From DRVR Radio Graphic Traffic: The police pursuit of a white Cadillac Seville has reached the West Side of town. At last estimate, some two hundred vehicles have formed a wave of traffic sweeping along behind the Christmas-tree car—which some witnesses report has sustained at least twelve intentional collisions from bystander vehicles. To date, the Seville seems to have lost its rear bumper, its exhaust system, and, judging from sparks, at least one rear wheel is running on the rim. We’ll let you know if the gas tank explodes. For DRVR Graphic Traffic, this is Tina Something reporting…
Shot Dunyun: How lame is this? We really believe a strip of paint down the middle of the road is going to keep us safe. That a white or yellow line is some kind of protection. I can tell you this, Rant Casey will never be one of those old Sharks, dragging his ass, hoping for someone kind enoughto ram him. No shit, there’s worse ways to be dead than dying.
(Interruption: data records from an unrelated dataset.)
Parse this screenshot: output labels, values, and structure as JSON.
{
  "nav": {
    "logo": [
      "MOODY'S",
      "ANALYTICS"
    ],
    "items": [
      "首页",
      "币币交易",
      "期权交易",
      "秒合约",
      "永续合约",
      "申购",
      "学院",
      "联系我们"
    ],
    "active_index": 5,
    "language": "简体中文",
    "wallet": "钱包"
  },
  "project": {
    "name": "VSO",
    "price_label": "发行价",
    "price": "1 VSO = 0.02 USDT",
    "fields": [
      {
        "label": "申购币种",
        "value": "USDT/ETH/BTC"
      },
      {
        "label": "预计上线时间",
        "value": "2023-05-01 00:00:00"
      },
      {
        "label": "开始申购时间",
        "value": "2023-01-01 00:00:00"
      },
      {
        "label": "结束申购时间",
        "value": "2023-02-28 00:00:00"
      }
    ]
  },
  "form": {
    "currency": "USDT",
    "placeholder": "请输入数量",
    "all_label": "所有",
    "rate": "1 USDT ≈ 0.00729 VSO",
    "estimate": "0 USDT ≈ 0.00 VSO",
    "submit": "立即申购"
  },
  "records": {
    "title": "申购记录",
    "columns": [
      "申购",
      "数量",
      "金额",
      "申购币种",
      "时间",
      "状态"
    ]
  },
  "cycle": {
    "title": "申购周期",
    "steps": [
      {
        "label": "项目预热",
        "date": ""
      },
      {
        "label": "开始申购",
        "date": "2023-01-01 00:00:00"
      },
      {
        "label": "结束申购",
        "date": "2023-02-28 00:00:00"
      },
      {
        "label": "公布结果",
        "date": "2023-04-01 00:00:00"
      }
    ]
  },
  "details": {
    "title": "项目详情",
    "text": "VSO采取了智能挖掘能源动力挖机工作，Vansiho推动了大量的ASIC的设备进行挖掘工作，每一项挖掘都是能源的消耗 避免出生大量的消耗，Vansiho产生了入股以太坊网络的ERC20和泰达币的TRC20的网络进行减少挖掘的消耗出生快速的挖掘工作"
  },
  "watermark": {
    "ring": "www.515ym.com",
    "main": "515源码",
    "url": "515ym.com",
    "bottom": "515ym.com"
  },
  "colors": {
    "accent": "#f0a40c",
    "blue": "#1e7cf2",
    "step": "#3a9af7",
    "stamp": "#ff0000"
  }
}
From DRVR Radio Graphic Traffic: What started as an attempted traffic stop fo
r failure to obey a red light has snowballed into one of this city’s most dramatic police standoffs. Despite police protest, bystanders continue to ram, sideswipe, rear-end, scratch, and dent the escaping vehicle. More on this continuing story as is happens. This is Tina Something for DRVR Radio Graphic Traffic…
From the Field Notes of Green Taylor Simms: If you’ll ponder the thought, no one ever closes a thoroughfare due to the death of an individual. You can still drive over the spot on which James Dean died, or Jayne Mansfield, or Jackson Pollock. You can drive over the spot where a bus drove over Margaret Mitchell. Grace Kelly. Ernie Kovacs. Death is a tragic event, but stopping the flow of traffic is always seen as the greater crime.
From DRVR Radio Graphic Traffic: The police chase of our renegade Christmas-tree Cadillac has reached the Barlow Avenue Viaduct.
From the Field Notes of Green Taylor Simms: All of my automobile accidents have felt similar, like swimming through amber or honey. A moment unspools for years, time almost stops, in the same manner that one can dream for hours or days in the seven minutes between hitting the snooze button and the next alarm. In a car accident, you slow down to dream time. Time jells or freezes until you can recall every moment of every moment of every moment, the way Rant could taste your entire life in any single kiss.